Fast forward to today in mid-December and we are in the middle of a good growing season with cooler nights, and way less rain. Winter is the dry season here in Kona. We are still doing our weekly pest and disease management strategies and the change for the better in the weather has meant a HUGE jump in production. We are back to producing hundreds of pounds per week and all the plants are healthy and happy 🙂

We are still working on starting a second farm. We are in the process of obtaining a long term agriculture lease and the process is moving slowly. We hope to start this new farm in the first quarter of 2015! I will write more on this when I have more details.

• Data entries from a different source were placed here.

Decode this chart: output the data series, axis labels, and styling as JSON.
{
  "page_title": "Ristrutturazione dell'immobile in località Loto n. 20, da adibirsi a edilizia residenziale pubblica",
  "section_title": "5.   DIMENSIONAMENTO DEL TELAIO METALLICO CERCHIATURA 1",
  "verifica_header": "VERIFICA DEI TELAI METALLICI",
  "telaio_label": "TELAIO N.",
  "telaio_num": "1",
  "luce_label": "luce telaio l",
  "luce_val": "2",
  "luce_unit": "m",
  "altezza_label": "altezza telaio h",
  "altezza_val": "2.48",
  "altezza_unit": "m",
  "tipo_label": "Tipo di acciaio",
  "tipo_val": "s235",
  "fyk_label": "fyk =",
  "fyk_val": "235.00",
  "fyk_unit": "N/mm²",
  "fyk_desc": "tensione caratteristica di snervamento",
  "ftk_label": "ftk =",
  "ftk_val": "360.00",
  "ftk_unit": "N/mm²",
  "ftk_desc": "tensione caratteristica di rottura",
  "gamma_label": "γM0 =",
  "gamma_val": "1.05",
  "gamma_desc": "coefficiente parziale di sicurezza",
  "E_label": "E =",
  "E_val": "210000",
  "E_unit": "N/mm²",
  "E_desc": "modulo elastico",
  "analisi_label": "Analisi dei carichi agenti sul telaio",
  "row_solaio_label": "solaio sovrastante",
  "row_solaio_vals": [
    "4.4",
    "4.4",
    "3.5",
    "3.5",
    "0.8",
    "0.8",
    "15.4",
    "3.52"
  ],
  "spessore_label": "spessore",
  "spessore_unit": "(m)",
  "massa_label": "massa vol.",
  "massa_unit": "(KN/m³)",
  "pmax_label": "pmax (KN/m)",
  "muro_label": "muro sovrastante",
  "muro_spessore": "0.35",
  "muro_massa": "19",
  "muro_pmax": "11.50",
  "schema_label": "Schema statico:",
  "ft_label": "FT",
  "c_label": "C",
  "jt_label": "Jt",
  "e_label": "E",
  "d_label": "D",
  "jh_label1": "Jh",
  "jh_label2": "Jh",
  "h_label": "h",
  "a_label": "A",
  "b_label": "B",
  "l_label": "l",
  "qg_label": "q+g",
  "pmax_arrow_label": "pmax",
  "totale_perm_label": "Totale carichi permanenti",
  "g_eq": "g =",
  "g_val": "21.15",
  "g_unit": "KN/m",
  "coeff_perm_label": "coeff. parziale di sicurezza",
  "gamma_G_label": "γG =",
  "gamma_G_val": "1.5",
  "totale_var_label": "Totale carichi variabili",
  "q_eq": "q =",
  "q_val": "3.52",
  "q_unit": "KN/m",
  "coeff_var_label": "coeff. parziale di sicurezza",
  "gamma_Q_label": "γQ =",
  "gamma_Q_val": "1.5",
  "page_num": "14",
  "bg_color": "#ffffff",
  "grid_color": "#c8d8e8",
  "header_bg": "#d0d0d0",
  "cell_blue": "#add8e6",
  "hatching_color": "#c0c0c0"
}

Next is a family update. I know that some of you following us and our farm want to know how Noah is doing. Noah made 7 years old on December 9th. This was a day for us to thankful. Thankful to have him and his brother alive and with us. Noah has been on Chemotherapy since he was 4 years old and had about a year left to go. He is kicking cancer’s ass at the moment and is in solid remission and has been since November of 2012. The continued chemo is part of the plan to make sure this Leukemia does not come back, or at least that is the hope. Noah is doing well. He deals with short and long term side effects daily but gets through them and most are not noticeable to those that do not know him. Since he takes daily chemo his immune system is compromised. This means he is not in school and neither is his little brother Isaac. Flus, colds, and fevers of any kind can get he and I airlifted to his hospital on Oahu. We try and keep that from happening. The classroom is a “germy” place so for now Noah and Isaac do school at home.
Isaac, Noah’s 5 year old brother is doing well. His hair is half way down his back again after shaving it a few years ago when Noah lost his hair. He is back to looking like a south kona hippie (or may be surfer…). He is funny and crazy and a joy to our family.
Becky and I are doing as well as we can. Raising a family when cancer comes knocking on your door is hard. It changes life in a lot of ways. We are tired and worried most of the time. We are also thankful and get to live with that thankfulness for our children staring us in the face everyday. We understand that we could lose Noah or even Isaac too. We are learning to be happy for today and thankful for this moment.
The farm is doing well, we are producing a lot of very healthy food, we are expanding our operations and we are still training others to farm with Aquaponics. Our children are alive and well today (all things considering).

Things are good today. We love what we do and we love our kids, that’s all that really matters right?

If you want to learn how to grow vegetables with Aquaponics you can come spend some time learning from us!

If you have healthy kids that are still with you, take the time to show them that they matter. Life is short and not guaranteed for any of us.